Aus der Grundregel für Dachdeckungen, Abdichtungen und Außenwandbekleidungen:
4 Einwirkungen und Beanspruchungen
4.1 Allgemeines
Von den Umfassungsflächen baulicher Anlagen werden Schutzfunktionen erwartet, die durch Dachdeckungen, Abdichtungen, Außenwandbekleidungen oder andere Maßnahmen erreicht werden sollen. Grundlage aller Maßnahmen ist eine auf das jeweilige Objekt bezogene sach- und fachgerechte Planung mit eindeutigen Vorgaben bzw. Abklärungen zur Ausführungsart und Auswahl der Werkstoffe. Abhängig von den zu erwartenden Einwirkungen ergeben sich unterschiedliche Beanspruchungen. 4.2 Beanspruchungen durch Feuchtigkeit
(2) Niederschlag tritt als Regen, Schnee, Hagel oder Eis auf. Bei extremen Standorten oder besonderen Witterungsverhältnissen können sich diese Niederschläge in Treibregen, Flugschnee, Schnee- oder Eisschanzenbildung auswirken.

5 Anforderungen
5.5 Standsicherheit
(4) Die Berücksichtigung von Schnee- und Eislasten betrifft insbesondere die Unterkonstruktion, die vom Statiker berechnet werden muss. Bei Übersparrrendämmsystemen müssen die Schnee- und Eislasten, unter Berücksichtigung der neigungsabhängigen Schubkräfte, sicher in die Unterkonstruktion abgeleitet werden. Die Notwendigkeit von Schneerutschsicherungen und/oder Schneefangvorrichtungen kann in regionalen Bauvorschriften gefordert werden und ist zu berücksichtigen. Aus der Fachregel für Dachdeckungen mit Dachziegeln und Dachsteinen

4 Dachdetails
4.1 Traufe
(8) In schneereichen Gebieten, in denen mit Schnee- und Eisschanzenbildung an der Traufe über einen längeren Zeitraum zu rechnen ist, ist es sinnvoll, die Zusatzmaßnahme hinter die Rinne auf einen Tropfwinkel zu führen, um die Belüftung der Dachdeckung in der Konterlattenebene sicherzustellen. Hierbei ist jedoch mit abtropfender Feuchtigkeit hinter der Rinne zu rechnen (siehe Abb. 4.1).
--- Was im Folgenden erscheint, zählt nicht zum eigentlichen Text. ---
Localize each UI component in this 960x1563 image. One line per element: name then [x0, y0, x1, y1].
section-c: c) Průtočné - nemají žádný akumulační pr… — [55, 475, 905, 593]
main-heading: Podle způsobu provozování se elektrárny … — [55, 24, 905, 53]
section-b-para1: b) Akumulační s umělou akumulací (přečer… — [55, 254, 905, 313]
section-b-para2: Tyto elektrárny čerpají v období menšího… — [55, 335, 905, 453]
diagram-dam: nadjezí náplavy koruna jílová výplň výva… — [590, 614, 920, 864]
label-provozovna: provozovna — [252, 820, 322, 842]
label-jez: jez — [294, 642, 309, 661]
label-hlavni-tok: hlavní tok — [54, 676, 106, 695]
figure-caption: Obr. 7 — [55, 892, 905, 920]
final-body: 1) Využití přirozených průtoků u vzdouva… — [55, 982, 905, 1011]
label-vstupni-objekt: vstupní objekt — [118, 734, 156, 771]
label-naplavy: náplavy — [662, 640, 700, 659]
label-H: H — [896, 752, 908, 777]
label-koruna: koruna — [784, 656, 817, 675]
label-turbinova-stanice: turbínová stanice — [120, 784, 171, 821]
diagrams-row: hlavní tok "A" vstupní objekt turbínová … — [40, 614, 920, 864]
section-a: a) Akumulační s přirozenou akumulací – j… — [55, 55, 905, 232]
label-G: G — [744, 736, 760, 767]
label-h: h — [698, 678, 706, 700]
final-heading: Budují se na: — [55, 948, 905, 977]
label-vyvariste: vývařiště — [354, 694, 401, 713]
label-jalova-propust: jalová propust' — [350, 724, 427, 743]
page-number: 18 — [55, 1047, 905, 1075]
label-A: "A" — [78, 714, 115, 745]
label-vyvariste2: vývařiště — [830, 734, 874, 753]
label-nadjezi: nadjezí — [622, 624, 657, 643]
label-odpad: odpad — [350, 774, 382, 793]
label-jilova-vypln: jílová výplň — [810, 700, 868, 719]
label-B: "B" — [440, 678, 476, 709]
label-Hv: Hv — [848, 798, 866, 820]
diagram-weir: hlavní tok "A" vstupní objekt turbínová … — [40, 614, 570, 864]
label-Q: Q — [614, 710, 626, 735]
Aus der Fachregel für Metallarbeiten im Dachdeckerhandwerk
11 Schnee- und Eisschutz
11.1 Allgemeines
Gemäß den Festlegungen in den Landesbauordnungen können für Dächer an allgemein zugänglichen Wegen und über Eingängen Vorrichtungen zum Schutz gegen das Abrutschen von Schnee und Eis gefordert werden.
11.2 Ausführung von Schneerückhaltesystemen
(1) Im Traufbereich wirksame Schneefangsysteme sind nicht für jeden Anwendungsfall geeignet. Sie kommen vorrangig in wenig schneereichen Gebieten oder bei sehr kleinen Dachflächen zum Einsatz. Bei großen, steilen oder glatten Dachflächen (Metall, beschichtete Dachziegel, o. ä.) und bei hohem Schneeaufkommen sollten Systeme verwendet werden, die über die ganze Dachfläche wirksam sind.
(2) Schneefangsysteme bestehen aus:
- Schneefanggittern mit dazugehörigen Stützen,
- Schneefangprofilen mit Haltern,
- Rundhölzern mit Haltern
- Rohrschneefang-Systemen mit Klemmlaschen,
- Schneestoppern, flächendeckend.
Stützen und Halter sollten auf jedem Sparren, Laschen auf jedem Falz befestigt werden.
11.3 Dachflächen- und Rinnenheizungen
Um Vereisungen an Dachtraufen, Dachrinnen, Kehlen, Regenfallrohren usw. zu vermeiden und einen sicheren Schmelzwasserabfluss zu gewährleisten, können elektrische Heizsysteme mit Heizleitungen zur Anwendung kommen.